NCT04146376 · Status: RECRUITING · Type: OBSERVATIONAL · Enrollment: 110

Last updated 2025-12-18

No results posted yet for this study

Summary

In pregnant women with von Willebrand disease (VWD) who by the third trimester do not have von Willebrand factor (VWF) or factor VIII (FVIII) levels greater than 50-100%, specific guidance is lacking for delivery planning in terms of how high of a VWF level should be achieved to reduce bleeding.

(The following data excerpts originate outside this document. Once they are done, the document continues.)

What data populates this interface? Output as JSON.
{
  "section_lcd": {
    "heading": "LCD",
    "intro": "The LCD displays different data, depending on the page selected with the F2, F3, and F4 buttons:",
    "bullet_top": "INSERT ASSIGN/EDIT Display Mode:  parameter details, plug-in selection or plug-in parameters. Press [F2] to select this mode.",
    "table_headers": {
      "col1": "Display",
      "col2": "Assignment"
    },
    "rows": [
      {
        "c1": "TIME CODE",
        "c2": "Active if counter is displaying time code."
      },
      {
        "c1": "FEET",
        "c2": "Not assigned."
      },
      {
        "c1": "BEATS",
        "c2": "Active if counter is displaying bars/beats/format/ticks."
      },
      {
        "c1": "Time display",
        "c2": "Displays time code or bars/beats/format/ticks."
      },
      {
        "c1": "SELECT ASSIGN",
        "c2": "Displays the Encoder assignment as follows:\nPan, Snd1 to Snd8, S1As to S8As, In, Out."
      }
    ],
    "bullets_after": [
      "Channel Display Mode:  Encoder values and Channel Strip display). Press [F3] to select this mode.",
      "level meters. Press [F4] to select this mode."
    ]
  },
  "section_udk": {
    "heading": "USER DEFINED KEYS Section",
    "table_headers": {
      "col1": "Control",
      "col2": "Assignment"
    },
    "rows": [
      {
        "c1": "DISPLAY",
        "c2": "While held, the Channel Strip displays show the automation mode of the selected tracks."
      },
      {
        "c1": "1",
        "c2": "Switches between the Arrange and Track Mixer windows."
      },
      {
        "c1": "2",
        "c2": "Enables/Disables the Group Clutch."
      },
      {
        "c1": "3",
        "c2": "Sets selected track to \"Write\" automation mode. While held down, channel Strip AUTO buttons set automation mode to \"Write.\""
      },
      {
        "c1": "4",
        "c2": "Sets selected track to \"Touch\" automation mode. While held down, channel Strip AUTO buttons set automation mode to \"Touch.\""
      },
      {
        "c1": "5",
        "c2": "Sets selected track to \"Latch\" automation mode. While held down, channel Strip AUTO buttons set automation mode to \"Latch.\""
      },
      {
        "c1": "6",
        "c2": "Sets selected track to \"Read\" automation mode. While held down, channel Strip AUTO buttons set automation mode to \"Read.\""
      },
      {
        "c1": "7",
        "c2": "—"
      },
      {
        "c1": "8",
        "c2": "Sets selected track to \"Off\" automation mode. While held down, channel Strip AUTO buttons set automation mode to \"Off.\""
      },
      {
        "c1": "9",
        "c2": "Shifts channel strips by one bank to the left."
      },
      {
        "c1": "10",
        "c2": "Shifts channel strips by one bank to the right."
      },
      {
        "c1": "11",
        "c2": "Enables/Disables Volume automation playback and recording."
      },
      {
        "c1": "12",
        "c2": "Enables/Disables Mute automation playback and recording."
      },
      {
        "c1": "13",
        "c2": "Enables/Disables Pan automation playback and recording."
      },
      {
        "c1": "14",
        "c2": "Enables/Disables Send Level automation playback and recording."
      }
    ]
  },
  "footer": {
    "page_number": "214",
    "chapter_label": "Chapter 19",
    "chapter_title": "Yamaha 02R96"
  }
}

This is a prospective, open-label, cohort study in women with VWD using Wilate VWF replacement therapy to maintain trough or minimum VWF levels of 100-150% for delivery and the immediate postpartum period, followed by levels of 50-100% for 5-10 days after delivery, depending upon the route of delivery. The primary objective is to document the rate of primary postpartum hemorrhage (PPH). The secondary objective is to document further effectiveness outcomes and safety.

Conditions

  • Von Willebrand Diseases

Interventions

OTHER

Use of a postpartum diary and additional blood draws

A diary will be used to capture postpartum hemorrhage (PPH), Wilate and tranexamic acid use, other drug use, bleeding episodes, and treatment schedules. Several blood draws additional to what is expected for routine clinical care will also be taken.

DRUG

VWF replacement therapy with Wilate

This study design uses on-label Wilate for VWF replacement therapy for delivery and the postpartum period in VWD patients whose VWF levels are \<100% in the third trimester of pregnancy

DRUG

Tranexamic acid

This study design uses tranexamic acid for prophylaxis for postpartum hemorrhage for all women with VWD

OTHER

Use of a postpartum diary and additional blood draws.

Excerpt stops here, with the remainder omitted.